In S v (1) A (2) B [2016] EWHC 846 (Comm), Mr Justice Eder refused to grant an extension of time under the Arbitration Act 1996 (the “Act”) s.80(5) to challenge an arbitral award, following the applicant’s 74-day delay in applying and its failure to demonstrate that there had been a serious irregularity under s.68 of the Act. The decision also serves as a reminder of the fact that the time limit for challenging an award under the Act runs from the date of the award as opposed to the date it is made available to the parties.

The applicant was a coal seller which provided sub-standard coal to two buyers. Although the coal complied with the specifications of the contract, the applicant lost the arbitration because it was held to be in breach of the Sales of Goods Act 1979 s.13 and s.14(2). The applicant applied to challenge (under s.68 of the Act) and appeal (under s.69 of the Act) against the arbitration award on 7 July 2015.

The award was dated 27 March 2015, which was made known to the parties on 30 March. The tribunal refused to release the award until all outstanding fees and expenses had been paid by the respective parties. The applicant paid its share on 16 April 2015. The statutory deadline for a challenge or application for permission to appeal expired on 24 April 2015 (under s.70(3) of the Act), i.e. 28 days from the date of the award. The respondent paid its share of the fees on 29 May and the award was released on 20 June 2015. The application was issued 102 days after the date of the award, 74 days beyond the statutory time limit and 17 days after the release of the award.

The application under s.80(5) was rejected applying the seven factors set out in Terna Bahrain Company WLL v Al Shamsi [2013] 1 Lloyd’s Rep 86. These included the length of the delay; whether the applicant was acting reasonably in the circumstances; whether the respondent or tribunal caused or contributed to the delay; and, to a lesser extent, the strength of the application and whether it would be unfair to the applicant to deny the application.

In The Faith [1993] 2 Lloyd’s Rep 408, it was held that the applicant “must ensure that the award is taken up in time to enable the application to be made”, and it cannot be argued that it was waiting for the other party to take up the award or did not know there was any point it wanted to raise on the award. The applicant argued that the respondent had delayed the publication of the award by delaying payment but the judge, applying The Faith, considered this to carry little, if any, weight.

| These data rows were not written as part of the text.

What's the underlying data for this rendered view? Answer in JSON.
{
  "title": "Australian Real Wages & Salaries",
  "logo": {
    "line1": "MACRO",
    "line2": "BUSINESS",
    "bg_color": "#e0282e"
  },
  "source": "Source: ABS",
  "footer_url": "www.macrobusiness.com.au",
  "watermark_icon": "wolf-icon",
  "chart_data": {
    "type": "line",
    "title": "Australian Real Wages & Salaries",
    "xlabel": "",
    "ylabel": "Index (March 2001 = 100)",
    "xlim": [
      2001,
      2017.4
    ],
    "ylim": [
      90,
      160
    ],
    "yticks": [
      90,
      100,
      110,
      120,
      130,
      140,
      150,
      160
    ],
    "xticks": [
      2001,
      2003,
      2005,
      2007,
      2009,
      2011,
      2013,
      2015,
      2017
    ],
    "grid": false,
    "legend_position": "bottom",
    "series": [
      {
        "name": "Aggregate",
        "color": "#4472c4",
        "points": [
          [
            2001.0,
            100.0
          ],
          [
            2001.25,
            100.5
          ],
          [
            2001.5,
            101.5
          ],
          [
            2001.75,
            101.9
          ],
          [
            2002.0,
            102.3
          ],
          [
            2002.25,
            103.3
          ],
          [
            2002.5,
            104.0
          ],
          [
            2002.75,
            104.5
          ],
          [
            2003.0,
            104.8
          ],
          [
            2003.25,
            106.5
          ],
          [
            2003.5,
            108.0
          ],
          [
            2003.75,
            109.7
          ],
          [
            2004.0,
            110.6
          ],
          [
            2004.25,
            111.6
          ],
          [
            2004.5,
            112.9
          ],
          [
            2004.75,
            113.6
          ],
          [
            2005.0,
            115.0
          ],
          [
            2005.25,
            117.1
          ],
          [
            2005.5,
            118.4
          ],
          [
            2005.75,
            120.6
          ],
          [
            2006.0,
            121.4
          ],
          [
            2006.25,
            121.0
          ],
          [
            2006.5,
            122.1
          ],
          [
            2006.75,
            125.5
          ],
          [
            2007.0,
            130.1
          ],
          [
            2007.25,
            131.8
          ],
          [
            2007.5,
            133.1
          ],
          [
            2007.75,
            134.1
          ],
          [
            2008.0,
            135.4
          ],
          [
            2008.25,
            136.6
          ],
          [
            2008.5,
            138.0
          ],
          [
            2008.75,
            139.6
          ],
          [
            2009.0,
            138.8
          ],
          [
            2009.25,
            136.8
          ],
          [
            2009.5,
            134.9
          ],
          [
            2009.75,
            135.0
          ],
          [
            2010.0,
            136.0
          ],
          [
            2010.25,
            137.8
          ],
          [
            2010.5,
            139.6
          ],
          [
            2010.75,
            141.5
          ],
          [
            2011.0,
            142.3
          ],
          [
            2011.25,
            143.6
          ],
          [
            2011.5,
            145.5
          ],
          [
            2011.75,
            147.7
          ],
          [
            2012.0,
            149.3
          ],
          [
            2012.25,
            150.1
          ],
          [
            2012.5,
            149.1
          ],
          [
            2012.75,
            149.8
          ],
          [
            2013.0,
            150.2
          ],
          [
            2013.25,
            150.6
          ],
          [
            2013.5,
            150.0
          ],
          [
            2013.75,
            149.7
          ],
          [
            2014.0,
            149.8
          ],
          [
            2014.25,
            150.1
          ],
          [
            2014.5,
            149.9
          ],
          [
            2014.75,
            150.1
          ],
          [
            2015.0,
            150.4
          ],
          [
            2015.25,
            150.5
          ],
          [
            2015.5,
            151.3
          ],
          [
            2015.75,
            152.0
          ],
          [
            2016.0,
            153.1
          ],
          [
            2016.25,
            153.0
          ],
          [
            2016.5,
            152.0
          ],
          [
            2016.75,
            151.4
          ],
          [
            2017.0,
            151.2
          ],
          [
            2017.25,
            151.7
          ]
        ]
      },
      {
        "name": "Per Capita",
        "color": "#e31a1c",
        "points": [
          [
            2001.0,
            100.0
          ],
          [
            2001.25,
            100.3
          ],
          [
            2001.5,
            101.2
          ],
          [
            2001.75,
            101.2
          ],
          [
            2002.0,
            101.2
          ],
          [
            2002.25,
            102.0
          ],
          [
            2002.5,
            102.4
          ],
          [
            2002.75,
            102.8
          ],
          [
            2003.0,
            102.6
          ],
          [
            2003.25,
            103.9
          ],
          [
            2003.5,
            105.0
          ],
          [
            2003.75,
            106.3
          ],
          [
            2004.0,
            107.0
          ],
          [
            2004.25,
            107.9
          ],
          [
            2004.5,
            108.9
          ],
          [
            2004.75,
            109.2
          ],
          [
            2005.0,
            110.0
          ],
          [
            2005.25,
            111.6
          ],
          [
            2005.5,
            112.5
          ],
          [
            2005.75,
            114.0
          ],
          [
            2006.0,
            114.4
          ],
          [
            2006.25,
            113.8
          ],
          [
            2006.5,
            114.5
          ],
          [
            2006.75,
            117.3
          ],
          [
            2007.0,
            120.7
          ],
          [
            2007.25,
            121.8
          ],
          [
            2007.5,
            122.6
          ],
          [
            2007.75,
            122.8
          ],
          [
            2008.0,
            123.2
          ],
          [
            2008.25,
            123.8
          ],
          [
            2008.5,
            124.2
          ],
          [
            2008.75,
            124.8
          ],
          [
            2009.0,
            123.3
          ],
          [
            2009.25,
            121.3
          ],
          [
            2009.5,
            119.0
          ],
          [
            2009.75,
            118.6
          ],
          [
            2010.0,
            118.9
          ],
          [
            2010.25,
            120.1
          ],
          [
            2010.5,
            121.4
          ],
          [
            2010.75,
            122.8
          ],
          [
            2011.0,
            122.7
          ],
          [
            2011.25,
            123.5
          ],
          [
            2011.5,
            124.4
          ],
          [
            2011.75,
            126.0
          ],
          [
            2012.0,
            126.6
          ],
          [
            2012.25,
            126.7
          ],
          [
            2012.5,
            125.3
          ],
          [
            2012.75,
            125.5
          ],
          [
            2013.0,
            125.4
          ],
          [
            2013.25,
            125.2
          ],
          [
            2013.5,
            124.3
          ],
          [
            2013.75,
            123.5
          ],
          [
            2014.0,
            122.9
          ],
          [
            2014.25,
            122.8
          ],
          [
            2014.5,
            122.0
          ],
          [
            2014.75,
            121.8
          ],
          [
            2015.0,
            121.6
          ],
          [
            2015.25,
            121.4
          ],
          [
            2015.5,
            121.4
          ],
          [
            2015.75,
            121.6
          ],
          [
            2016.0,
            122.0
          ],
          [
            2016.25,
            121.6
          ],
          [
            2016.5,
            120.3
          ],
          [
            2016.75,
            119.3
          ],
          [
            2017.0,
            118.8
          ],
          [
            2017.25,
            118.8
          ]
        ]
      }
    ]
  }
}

It was held that the applicant knew or should have known about the tight deadline and that the onus was on it to ensure the award was collected on time. Furthermore, the outstanding fees were modest and there was no issue of financial difficulty that would have prevented the applicant from paying the respondent’s share. The applicant did not seek to contact the other party on time to enquire about payment and did not pro-actively follow up on the publication of the award – factors considered by the judge in assessing the reasonableness of the applicant’s conduct.

Having reached the preliminary conclusion that he should refuse an extension of time, the judge then considered the strength of the application to challenge and for permission to appeal. He held that the applicant had not established a serious irregularity under s.68 of the Act and that the application for permission to appeal on a point of law was weak. Accordingly, his preliminary conclusion regarding the extension of time remained unchanged.